The fact that he has been Dwyfor Meirionnydd MS since 2021 and has backed Bronglais and attacked Hywel Dda’s ‘treat-and-transfer’ abomination would in no way prejudice a ministerial decision to order reversal of a policy potentially lethal to stroke patients in a large part of Wales. Indeed, it would be remiss of a health minister not to act in defence of those patients.

This would not be a constituency issue but an all-Wales judgment based on equity of health service provision, and taking into account current geographical disadvantage.

Further, it’s perfectly obvious as objective fact that health services in Ceredigion, western Powys and southern Gwynedd have for decades been neglected by Cardiff governments and, before that, the Welsh Office. Mabon does not need to worry about prejudice.

So what’s the health board up to now over the Aberystwyth stroke service? Clearly bruised by the solidarity and strength of public protest, including a 17,000-signature petition, it has retreated to its Carmarthen bunker, from which there has been silence since its display of callous ineptitude at a special board meeting on 19 February, when it said there would be “further engagement with our communities before a decision could be made.”

So what is the timeline? The board

tells me: “The engagement activities and supporting documentation are currently being prepared, with an ambition to engage with communities in the summer.” Ah. So just when loads of people are away on holiday.

Dorrance is off the mark

IT’S SIMPLY daft of Powys council deputy leader and Labour group leader Matthew Dorrance to accuse anti-poverty champion Joy Jones of trying to scare the public with “inflammatory language” after she raised a red flag over the state of healthcare in the county.

Dorrance should be congratulating her for drawing up a comprehensive six-point motion demanding immediate government intervention to stabilise, and halt further erosion of, NHS services in Powys. He must know Cllr Jones’s health emergency declaration is serious and factual, and that his alternative suggestion of private talks with Powys health board would likely be a recipe for obfuscation and foot-dragging.

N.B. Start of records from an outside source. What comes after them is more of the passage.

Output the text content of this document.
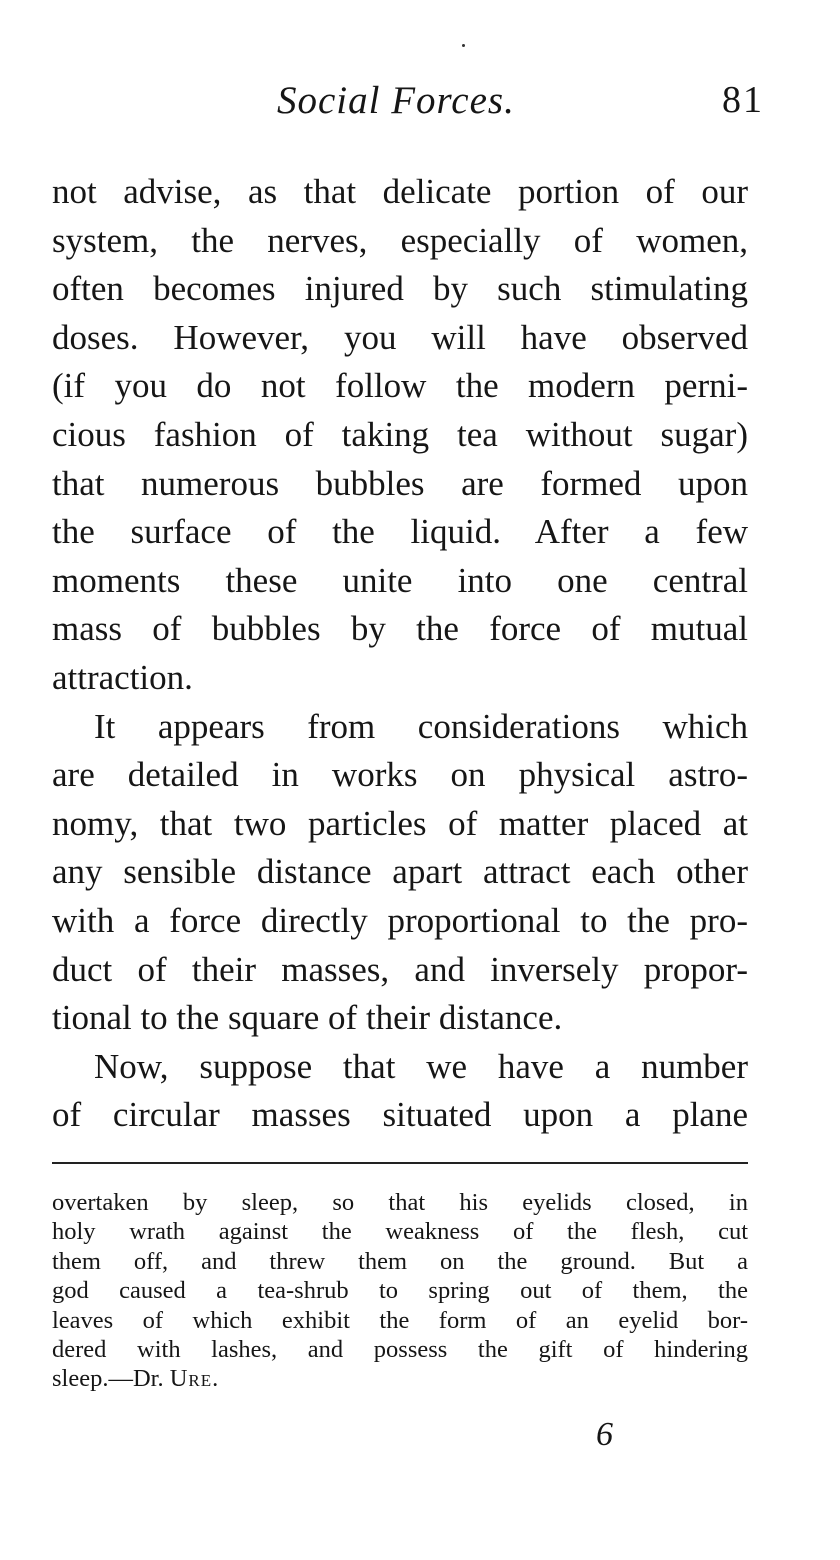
Social Forces.	81

not advise, as that delicate portion of our
system, the nerves, especially of women,
often becomes injured by such stimulating
doses. However, you will have observed
(if you do not follow the modern perni-
cious fashion of taking tea without sugar)
that numerous bubbles are formed upon
the surface of the liquid. After a few
moments these unite into one central
mass of bubbles by the force of mutual
attraction.

It appears from considerations which
are detailed in works on physical astro-
nomy, that two particles of matter placed at
any sensible distance apart attract each other
with a force directly proportional to the pro-
duct of their masses, and inversely propor-
tional to the square of their distance.

Now, suppose that we have a number
of circular masses situated upon a plane

overtaken by sleep, so that his eyelids closed, in
holy wrath against the weakness of the flesh, cut
them off, and threw them on the ground. But a
god caused a tea-shrub to spring out of them, the
leaves of which exhibit the form of an eyelid bor-
dered with lashes, and possess the gift of hindering
sleep.—Dr. Ure.
6
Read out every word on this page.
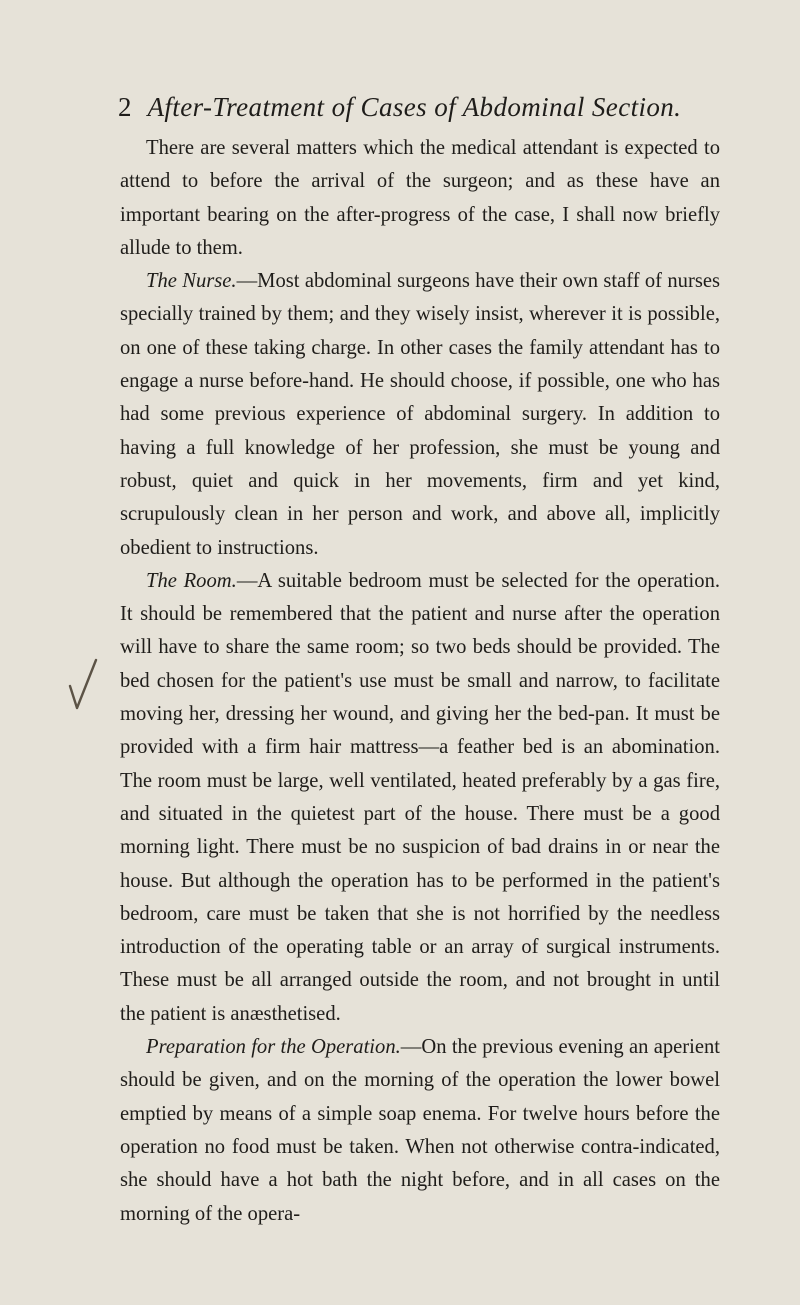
2 After-Treatment of Cases of Abdominal Section.

There are several matters which the medical attendant is expected to attend to before the arrival of the surgeon; and as these have an important bearing on the after-progress of the case, I shall now briefly allude to them.

The Nurse.—Most abdominal surgeons have their own staff of nurses specially trained by them; and they wisely insist, wherever it is possible, on one of these taking charge. In other cases the family attendant has to engage a nurse before-hand. He should choose, if possible, one who has had some previous experience of abdominal surgery. In addition to having a full knowledge of her profession, she must be young and robust, quiet and quick in her movements, firm and yet kind, scrupulously clean in her person and work, and above all, implicitly obedient to instructions.

The Room.—A suitable bedroom must be selected for the operation. It should be remembered that the patient and nurse after the operation will have to share the same room; so two beds should be provided. The bed chosen for the patient's use must be small and narrow, to facilitate moving her, dressing her wound, and giving her the bed-pan. It must be provided with a firm hair mattress—a feather bed is an abomination. The room must be large, well ventilated, heated preferably by a gas fire, and situated in the quietest part of the house. There must be a good morning light. There must be no suspicion of bad drains in or near the house. But although the operation has to be performed in the patient's bedroom, care must be taken that she is not horrified by the needless introduction of the operating table or an array of surgical instruments. These must be all arranged outside the room, and not brought in until the patient is anæsthetised.

Preparation for the Operation.—On the previous evening an aperient should be given, and on the morning of the operation the lower bowel emptied by means of a simple soap enema. For twelve hours before the operation no food must be taken. When not otherwise contra-indicated, she should have a hot bath the night before, and in all cases on the morning of the opera-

A major concern is that inadequate funding by the Cardiff government means that Powys patients referred to hospitals in England are waiting longer for treatment than English patients - even when they’re treated in the same hospital by the same doctors - simply because they live in Wales.

Blessed be the peacemakers...

IT’S A PITY that Christian churches generally are so lily-livered, so un-Christ-like, in fact, when it comes to standing up to Donald Trump and his bomb-lust associates.

It’s true that the Pope, an American, has demanded a Middle East ceasefire, adding: “Cease fire so that avenues for dialogue may be reopened. Violence can never lead to the justice, stability, and peace that the people are waiting for.”

But Leo X1V didn’t refer to the US or Israel by name in comments at the end of his Sunday blessing in Rome on 15 March, though mentioning attacks that targeted a school, a clear reference to the missile strike on an elementary school in Iran on the first day of the war that killed over 165 people, many of them children.

So why couldn’t he have been properly forthright? Scarcely a fear of some kind of retribution, his status, after all, making him more or less untouchable. It’s a reticence impossible to defend.

Meanwhile, the bulk of churches have, even more weakly, stayed silent throughout this mindless assault on people and important economic infrastructure. (The doubtless serious toll on the natural environment will probably emerge only gradually.)

So just what do these institutions think they’re there for, if not to save souls by first saving bodies?